C’est la prémisse derrière le documentaire « The Viewing Booth », une configuration d’une simplicité trompeuse qui devient une méditation complexe sur la façon dont différents publics peuvent interpréter les mêmes images du conflit israélo-palestinien, et sur la question de savoir si le cinéma peut vraiment être un outil de changement social. . Le réalisateur israélien du film, Raanan Alexandrowicz (l’homme au micro), a créé le concept pour mieux comprendre l’impact de telles images sur un public qui peut ne pas être d’accord avec leur contenu.
Ce qu’il a trouvé, a déclaré Alexandrowicz, l’a amené à remettre en question sa propre vision du monde.
Travaillant de l’Université Temple de Philadelphie, Alexandrowicz a invité sept étudiants à participer au stand, les filmant pendant qu’ils regardaient les images dans une technique évoquant « Interrotron » du réalisateur Errol Morris. En fin de compte, cependant, « The Viewing Booth » se concentre sur un seul participant : une étudiante de premier cycle nommée Maia Levy, une addition de dernière minute pendant le tournage qui s’identifie comme fortement pro-israélienne.
Levy est sceptique quant à une grande partie des images qu’Alexandrowicz lui montre, décrivant les Israéliens sous un jour négatif. Pourtant, elle y est tout de même attirée.
« Vous devriez prendre tout cela avec un grain de sel », dit-elle en visionnant des images distribuées par l’organisation israélienne des droits de l’homme B’Tselem. « Il y a 100% de parti pris dans ces images, mais ce sont toujours des images qui, je pense, méritent encore une certaine forme de reconnaissance. »
Alors que Levy interroge par réflexe le contenu et les motivations des images, elle et Alexandrowicz discutent de la nature de la vérité et des systèmes de croyances préconçues. Le film culmine avec le retour de Levy sur le stand, cette fois pour regarder la vidéo d’elle-même de la première session – une salle des glaces cinématographique.
Ouverture au Musée de l’image en mouvement de New York vendredi après un festival de deux ans, « The Viewing Booth » sera également disponible en streaming gratuit sur le site Web REEL de la BBC le 18 août. Alexandrowicz n’est pas étranger aux interviews inconfortables – son précédent Le film était le documentaire acclamé de 2011 « La loi dans ces régions », dans lequel il interrogeait les architectes du système juridique qu’Israël a imposé aux territoires palestiniens qu’il a capturés pendant la guerre des Six jours.
« J’ai commencé [my career] en essayant de documenter les Palestiniens pour les Israéliens », a déclaré Alexandrowicz à la Jewish Telegraphic Agency. « Et je suis passé à autre chose. Je pense qu’il est plus important de se représenter, en tant que juifs, les mécanismes que nous construisons. Si nous sommes capables de les regarder et de les comprendre, nous pourrions vouloir nous dissocier d’eux.

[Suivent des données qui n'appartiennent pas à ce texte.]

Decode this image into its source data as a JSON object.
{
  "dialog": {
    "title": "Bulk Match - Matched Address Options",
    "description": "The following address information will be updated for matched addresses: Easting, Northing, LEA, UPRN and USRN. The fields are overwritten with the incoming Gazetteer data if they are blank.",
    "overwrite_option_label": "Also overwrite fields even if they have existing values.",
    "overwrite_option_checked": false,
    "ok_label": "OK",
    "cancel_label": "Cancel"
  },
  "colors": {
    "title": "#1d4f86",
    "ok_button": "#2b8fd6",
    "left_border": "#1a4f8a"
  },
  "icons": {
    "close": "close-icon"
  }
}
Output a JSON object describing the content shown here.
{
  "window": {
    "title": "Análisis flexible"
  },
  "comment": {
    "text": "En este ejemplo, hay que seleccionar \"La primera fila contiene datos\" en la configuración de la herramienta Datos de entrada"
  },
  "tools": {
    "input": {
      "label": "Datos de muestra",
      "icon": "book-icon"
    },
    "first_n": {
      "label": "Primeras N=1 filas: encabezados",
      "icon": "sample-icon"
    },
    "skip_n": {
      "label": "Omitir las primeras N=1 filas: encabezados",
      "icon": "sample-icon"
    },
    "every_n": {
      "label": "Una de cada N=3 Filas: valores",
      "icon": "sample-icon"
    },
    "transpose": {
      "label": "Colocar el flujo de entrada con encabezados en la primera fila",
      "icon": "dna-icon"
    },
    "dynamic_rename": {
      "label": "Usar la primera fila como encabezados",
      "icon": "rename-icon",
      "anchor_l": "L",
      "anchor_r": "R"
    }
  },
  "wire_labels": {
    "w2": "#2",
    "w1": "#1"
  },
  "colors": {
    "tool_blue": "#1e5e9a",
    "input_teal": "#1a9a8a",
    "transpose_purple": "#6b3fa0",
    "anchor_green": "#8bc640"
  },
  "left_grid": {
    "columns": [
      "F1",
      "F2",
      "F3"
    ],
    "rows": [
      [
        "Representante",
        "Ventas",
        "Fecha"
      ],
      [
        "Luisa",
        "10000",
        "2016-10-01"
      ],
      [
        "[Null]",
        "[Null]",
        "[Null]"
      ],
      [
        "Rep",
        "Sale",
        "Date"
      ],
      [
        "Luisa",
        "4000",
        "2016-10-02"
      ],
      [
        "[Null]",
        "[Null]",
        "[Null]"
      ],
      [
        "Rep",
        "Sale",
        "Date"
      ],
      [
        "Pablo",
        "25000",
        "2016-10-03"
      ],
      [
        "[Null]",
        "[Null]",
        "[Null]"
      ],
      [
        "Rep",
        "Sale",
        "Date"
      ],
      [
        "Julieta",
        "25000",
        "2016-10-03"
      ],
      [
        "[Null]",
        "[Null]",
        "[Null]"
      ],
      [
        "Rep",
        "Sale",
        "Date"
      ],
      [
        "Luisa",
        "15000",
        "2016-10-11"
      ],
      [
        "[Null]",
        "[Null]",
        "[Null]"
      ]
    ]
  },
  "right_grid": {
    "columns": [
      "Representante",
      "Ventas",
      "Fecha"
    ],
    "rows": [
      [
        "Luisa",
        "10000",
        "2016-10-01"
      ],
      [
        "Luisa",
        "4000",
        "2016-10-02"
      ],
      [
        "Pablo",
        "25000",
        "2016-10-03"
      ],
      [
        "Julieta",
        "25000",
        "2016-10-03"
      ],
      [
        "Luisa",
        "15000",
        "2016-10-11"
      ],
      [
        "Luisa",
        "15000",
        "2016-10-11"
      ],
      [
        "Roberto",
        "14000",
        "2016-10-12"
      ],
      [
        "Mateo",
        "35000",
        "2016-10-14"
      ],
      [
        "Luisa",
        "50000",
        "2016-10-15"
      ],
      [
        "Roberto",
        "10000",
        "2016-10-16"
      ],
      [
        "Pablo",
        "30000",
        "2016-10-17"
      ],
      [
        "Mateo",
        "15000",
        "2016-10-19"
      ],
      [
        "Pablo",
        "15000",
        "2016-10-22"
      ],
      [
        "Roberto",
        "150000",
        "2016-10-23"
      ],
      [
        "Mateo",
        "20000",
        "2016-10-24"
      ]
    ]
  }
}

Avant la sortie de son film au public américain, le cinéaste a parlé à La Lettre Sépharade de sa vision de « The Viewing Booth ». (Cette interview a été condensée et éditée.)
La Lettre Sépharade : Comment avez-vous décidé de l’idée de l’expérience et que cherchiez-vous à en tirer en tant que cinéaste ?
Alexandrowicz : « Experiment » est définitivement la sensation de ce film, mais je veux juste m’assurer qu’il ne se passe pas comme si j’avais fourni des données. C’est un film qui a la forme d’une expérience.
C’est un long voyage qui a en fait commencé cinq ans plus tôt. Je remettais en question l’effet de mon travail précédent; Je regardais aussi le travail de collègues, notamment sur ce sujet de la Palestine et d’Israël, auquel j’ai consacré quelques films et qui est très important pour moi. Et je me suis demandé, quel est le rôle de la documentation [when] essayer d’apporter des changements dans le contexte de cet événement historique? Enfin, ce que j’ai trouvé, c’est que je dois essayer de comprendre ce que les gens retirent du travail que font les cinéastes, les créateurs de médias, les gens qui font de la documentation audiovisuelle sous quelque forme que ce soit.
J’ai essayé de filmer différents spectateurs dans différents types de situations. J’ai essayé de filmer les gens dans leur situation naturelle à la maison. Et je n’ai pas trouvé le bon formulaire. J’ai décidé de lancer un appel ouvert à l’université, demandant aux gens de venir qui acceptent d’être filmés pendant qu’ils regardent ces vidéos, et de verbaliser leur expérience. Je sentais que quelque chose d’aussi construit que de demander aux gens de regarder et de répondre devait être filmé d’une manière qui rende visible sa construction même.
Dans le film, vous dites que vous avez lancé un appel ouvert spécifiquement pour les étudiants qui s’intéressent à Israël.
Oui, je dirais qu’il y avait encore plus de parti pris parce que j’espérais trouver des gens qui soutiennent vraiment Israël. Avec les œuvres précédentes, mon public principal était toujours israélien. Mais aux États-Unis, j’étais très intéressé par le public juif – et par le public juif qui se trouvait de l’autre côté de la carte politique. C’est là que j’ai pensé que mon travail pourrait avoir une sorte d’effet. J’ai donc publié un appel du [Temple University] Page Facebook Hillel, dans le département des études juives, dans des endroits où il y aurait des gens très pro-israéliens.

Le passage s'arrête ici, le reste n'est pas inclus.